L’affaire des « notes gonflées » qui secoue la Faculté des Lettres et Sciences Humaines (FLSH) de l’UCAD connaît un nouveau développement, mais pas celui qu’attendent les étudiants. Contrairement à certaines rumeurs, *Doudou Faye n’a pas été condamné à 2 ans ferme* : l’ancien contractuel accusé d’avoir orchestré la fraude est toujours en fuite et visé par un mandat d’arrêt international depuis novembre 2024.
Le système mis à nu par la DSC
Tout part d’une plainte du doyen, Pr Alioune Badara Kandji, déposée fin 2024. L’enquête de la Division spéciale de cybersécurité (DSC) révèle un réseau bien rodé : Doudou Faye, contractuel chargé de la saisie et de l’introduction des notes des Licences 1, 2 et 3, proposait d’« augmenter » les moyennes en échange d’argent ou de faveurs sexuelles pour les filles.
Pour recruter ses « clients », il s’appuyait sur Victor Mathieu Moundor Diouf, étudiant en Master II Lettres modernes.
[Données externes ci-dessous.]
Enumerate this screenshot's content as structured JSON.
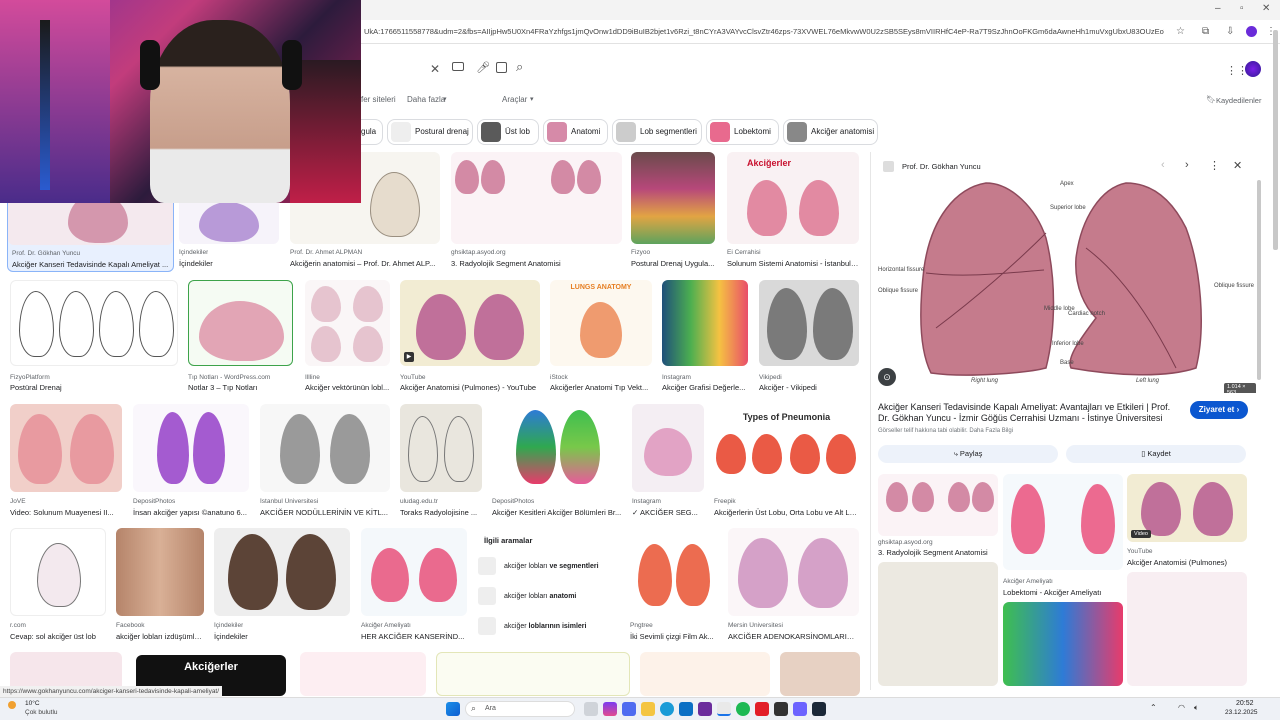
{
  "browser": {
    "url": "UkA:1766511558778&udm=2&fbs=AIIjpHw5U0Xn4FRaYzhfgs1jmQvOnw1dDD9iBuIB2bjet1v6Rzi_t8nCYrA3VAYvcClsvZtr46zps-73XVWEL76eMkvwW0U2zSB5SEys8mVIIRHfC4eP-Ra7T9SzJhnOoFKGm6daAwneHh1muVxgUbxU83OUzEoVqUc_HFVoav_yweibHtu4..."
  },
  "search": {
    "tabs": [
      "fer siteleri",
      "Daha fazla",
      "Araçlar"
    ],
    "saved_label": "Kaydedilenler"
  },
  "chips": [
    "gula",
    "Postural drenaj",
    "Üst lob",
    "Anatomi",
    "Lob segmentleri",
    "Lobektomi",
    "Akciğer anatomisi"
  ],
  "results": {
    "row1": [
      {
        "source": "Prof. Dr. Gökhan Yuncu",
        "title": "Akciğer Kanseri Tedavisinde Kapalı Ameliyat ..."
      },
      {
        "source": "İçindekiler",
        "title": "İçindekiler"
      },
      {
        "source": "Prof. Dr. Ahmet ALPMAN",
        "title": "Akciğerin anatomisi – Prof. Dr. Ahmet ALP..."
      },
      {
        "source": "ghsiktap.asyod.org",
        "title": "3. Radyolojik Segment Anatomisi"
      },
      {
        "source": "Fizyoo",
        "title": "Postural Drenaj Uygula..."
      },
      {
        "source": "Ei Cerrahisi",
        "title": "Solunum Sistemi Anatomisi - İstanbul ..."
      }
    ],
    "row2": [
      {
        "source": "FizyoPlatform",
        "title": "Postüral Drenaj"
      },
      {
        "source": "Tıp Notları - WordPress.com",
        "title": "Notlar 3 – Tıp Notları"
      },
      {
        "source": "Illline",
        "title": "Akciğer vektörünün lobl..."
      },
      {
        "source": "YouTube",
        "title": "Akciğer Anatomisi (Pulmones) - YouTube"
      },
      {
        "source": "iStock",
        "title": "Akciğerler Anatomi Tıp Vekt..."
      },
      {
        "source": "Instagram",
        "title": "Akciğer Grafisi Değerle..."
      },
      {
        "source": "Vikipedi",
        "title": "Akciğer - Vikipedi"
      }
    ],
    "row3": [
      {
        "source": "JoVE",
        "title": "Video: Solunum Muayenesi II..."
      },
      {
        "source": "DepositPhotos",
        "title": "İnsan akciğer yapısı ©anatuno 6..."
      },
      {
        "source": "İstanbul Üniversitesi",
        "title": "AKCİĞER NODÜLLERİNİN VE KİTL..."
      },
      {
        "source": "uludag.edu.tr",
        "title": "Toraks Radyolojisine ..."
      },
      {
        "source": "DepositPhotos",
        "title": "Akciğer Kesitleri Akciğer Bölümleri Br..."
      },
      {
        "source": "Instagram",
        "title": "✓ AKCİĞER SEG..."
      },
      {
        "source": "Freepik",
        "title": "Akciğerlerin Üst Lobu, Orta Lobu ve Alt Lo..."
      }
    ],
    "row4": [
      {
        "source": "r.com",
        "title": "Cevap: sol akciğer üst lob"
      },
      {
        "source": "Facebook",
        "title": "akciğer lobları izdüşümle..."
      },
      {
        "source": "İçindekiler",
        "title": "İçindekiler"
      },
      {
        "source": "Akciğer Ameliyatı",
        "title": "HER AKCİĞER KANSERİND..."
      },
      {
        "source": "Pngtree",
        "title": "İki Sevimli çizgi Film Ak..."
      },
      {
        "source": "Mersin Üniversitesi",
        "title": "AKCİĞER ADENOKARSİNOMLARINI..."
      }
    ],
    "overlay_texts": {
      "akcigerler": "Akciğerler",
      "lungs_anatomy": "LUNGS ANATOMY",
      "types_pneumonia": "Types of Pneumonia",
      "akcigerler_dark": "Akciğerler"
    }
  },
  "related": {
    "heading": "İlgili aramalar",
    "items": [
      {
        "prefix": "akciğer lobları ",
        "bold": "ve segmentleri"
      },
      {
        "prefix": "akciğer lobları ",
        "bold": "anatomi"
      },
      {
        "prefix": "akciğer ",
        "bold": "loblarının isimleri"
      }
    ]
  },
  "panel": {
    "source": "Prof. Dr. Gökhan Yuncu",
    "title": "Akciğer Kanseri Tedavisinde Kapalı Ameliyat: Avantajları ve Etkileri | Prof. Dr. Gökhan Yuncu - İzmir Göğüs Cerrahisi Uzmanı - İstinye Üniversitesi",
    "visit_label": "Ziyaret et",
    "copyright": "Görseller telif hakkına tabi olabilir. Daha Fazla Bilgi",
    "share_label": "Paylaş",
    "save_label": "Kaydet",
    "image_size": "1.014 × 563",
    "labels": {
      "apex": "Apex",
      "superior_lobe": "Superior lobe",
      "horizontal_fissure": "Horizontal fissure",
      "oblique_fissure_l": "Oblique fissure",
      "oblique_fissure_r": "Oblique fissure",
      "middle_lobe": "Middle lobe",
      "cardiac_notch": "Cardiac notch",
      "inferior_lobe": "Inferior lobe",
      "base": "Base",
      "right_lung": "Right lung",
      "left_lung": "Left lung"
    },
    "related_cards": [
      {
        "source": "ghsiktap.asyod.org",
        "title": "3. Radyolojik Segment Anatomisi"
      },
      {
        "source": "Akciğer Ameliyatı",
        "title": "Lobektomi - Akciğer Ameliyatı"
      },
      {
        "source": "YouTube",
        "title": "Akciğer Anatomisi (Pulmones)",
        "badge": "Video"
      }
    ]
  },
  "status_url": "https://www.gokhanyuncu.com/akciger-kanseri-tedavisinde-kapali-ameliyat/",
  "taskbar": {
    "weather_temp": "10°C",
    "weather_desc": "Çok bulutlu",
    "search_placeholder": "Ara",
    "time": "20:52",
    "date": "23.12.2025"
  },
  "colors": {
    "accent": "#1a73e8",
    "lung": "#c06a86"
  }
}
Ce dernier touchait 50 000 F CFA de commission par dossier traité. Au moins 18 étudiants des niveaux L1, L2 et L3 auraient bénéficié de la fraude.
L’intermédiaire condamné, le cerveau en cavale
Interpellé à l’aéroport Blaise Diagne à son retour d’Allemagne, Victor Mathieu Moundor Diouf a été déféré au parquet le 4 mars 2025. Il a reconnu les faits et son rôle d’intermédiaire entre 4 étudiants et Doudou Faye. Il est actuellement en détention.
Doudou Faye, lui, a disparu depuis novembre 2024. Un mandat d’arrêt international a été émis. Il risque des poursuites pour faux et usage de faux, corruption, et atteinte aux mœurs si les accusations de faveurs sexuelles sont confirmées.
D’où vient la confusion sur les « 2 ans ferme » ?
Plusieurs homonymes entretiennent la confusion :
Daouda Faye, 29 ans, agent de sécurité à Dougar, a bien été condamné à 2 ans d’emprisonnement ferme le 10 avril 2025 par le tribunal des flagrants délits de Dakar… mais pour vol et détournement d’une mineure de 14 ans. Aucun lien avec l’UCAD.
Tibou Faye, 26 ans, a écopé de 2 ans dont 1 an ferme* le 5 mai 2025 pour escroquerie autour des « African Star Awards ». À ce jour, aucune condamnation n’a été prononcée contre Doudou Faye de la FLSH. L’information judiciaire suit son cours.
Les sanctions académiques déjà tombées
En attendant le volet pénal, l’UCAD a réagi. Le doyen a transmis à la justice la liste complète des étudiants impliqués. Au département de Lettres Modernes, les inscriptions d’une dizaine d’étudiantes suspectées d’avoir bénéficié de la fraude ont été gelées. Elles risquent l’exclusion définitive, sans préjudice des poursuites pour complicité de faux.
Comment la fraude était possible
Doudou Faye avait un poste stratégique : il gérait la base de données des notes et s’occupait de la remise des notes des professeurs pour la délibération de l’assemblée du département. « Profitant de cette position, il proposait à des étudiants et étudiantes d’augmenter leurs notes en échange de sommes d’argent ou de faveurs sexuelles », précise _Libération_.
C’est un étudiant, en désaccord sur le montant à payer, qui a « vendu la mèche » auprès du chef du département. L’enquête se poursuit pour démanteler tout le réseau. La DSC cherche à savoir si d’autres agents ou enseignants étaient impliqués. Pour l’UCAD, l’affaire est « d’une gravité extrême » et pourrait « marquer un tournant dans la lutte contre la corruption universitaire ».